Other therapeutic approaches for the treatment of trauma
In addition to the use of Act and the specific TFACT approach, there are several therapeutic approaches that have proven effective in trauma treatment. Among these we certainly find:
- Cognitive-behavioral therapy, based in particular on the gradual exposure to traumatic memories and situations avoided by the patient. With the aim of reducing the anxiety and fear associated with trauma as well as times to the modification of distorted thoughts and beliefs related to the traumatic event. Thus improving the understanding and perception of self, of others and of the world;
- Eye Movement Desensitization and Reprocessing (EMDR). Through the guided use of eye movements it helps the brain to rework traumatic memories, reducing their emotional intensity and integrating them more adaptively in memory;
- Sensomotor therapy, combining the therapy of the word with somatic techniques helps the person to rework the trauma through the body, recognizing and integrating the physical responses related to trauma;
- Therapy focused on compassion (CFT), in this therapy CBT techniques are combined with compassion practices aimed at helping the person to develop a kinder and more compassionate attitude towards themselves, reducing self-critical and improving emotional regulation;
- Dialectical-behavioral therapy (DBT), combines CBT techniques with mindfulness practices to improve emotional regulation and interpersonal skills;
- Group therapy, offering a safe and support environment helps people to share experiences allowing them to feel welcomed and then developed functional coping strategies.
Essential bibliography
- Boals, A., & Murrell, AR (2016). I AM Trauma: Experimentally Reducing Event Centrality and PTSD SYMPOMS in A Clinical Trial. Journal of Loss and Trauma, 21(6), 471-483.
- Bulli, F. (2024). Emergency psychology and humanitarian intervention with EMDR. Ipsic blog. https://www.ipsico.it/News/psicology-dellenting-e-umanitario-con-lemdr/.

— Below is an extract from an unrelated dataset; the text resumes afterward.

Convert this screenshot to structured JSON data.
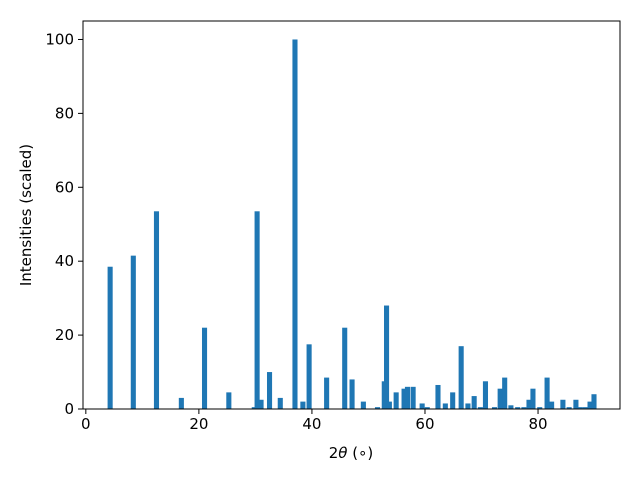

- Gloster, AT, Walder, N., Levin, Me, Twohig, MP, & Karekla, M. (2020). The empirical status of Acceptance and Commitment Therapy: A Review of Meta-Aalyses. Journal of Contextual Behavoral Science, 18181-192.
- Harris, R. (2021). Trauma-Focused Act: a Practitioner’s Guide to Working with Mind, Body, and Emotion Using Acceptance and Commitment Therapy. New Harbinger Publications, Inc. Trad. It., Act and trauma: practical guide to work on mind, body and emotions with the Acceptance Commitment Therapy. Trento, Erickson, 2024.
- Hayes, SC, Strosahl, KD, & Wilson, Kg (1999). Acceptance and Commitment Therapy: an expertiential approach to behavior change. New York, NY: Guilford Press.
- Lang, Aj, Schnurr, PP, Jain, S., He, F., Walser, RD, Bolton, E., Beneddek, DM, Norman, SB, Sylvers, P., Flashman, L., Strauss, J., Raman, R., & Chard, km (2017). Randomized Controlled Trial of Acceptance and Commitment Therapy for Distress and Impairement in OEF/OIF/OND Veterans. Psychological trauma: Theory, Research, Practice, and Policy, 9(Suppl 1), 74-84.
- Louma, JB, Kohlenberg, BS, Hayes, SC, & Fletcher, L. (2012). Slow and Steady Wins the Race: A Randomized Clinical Trial of Acceptance and Commitment Therapy Targeting Shame in Substance Use Disorders. Journal of Consulting and Clinical Psychology, 80(1), 43-53.
- World Health Organization. (2013). Guidelines for the Management of Conditions Specificartly Related to Stress. Geneva: Who.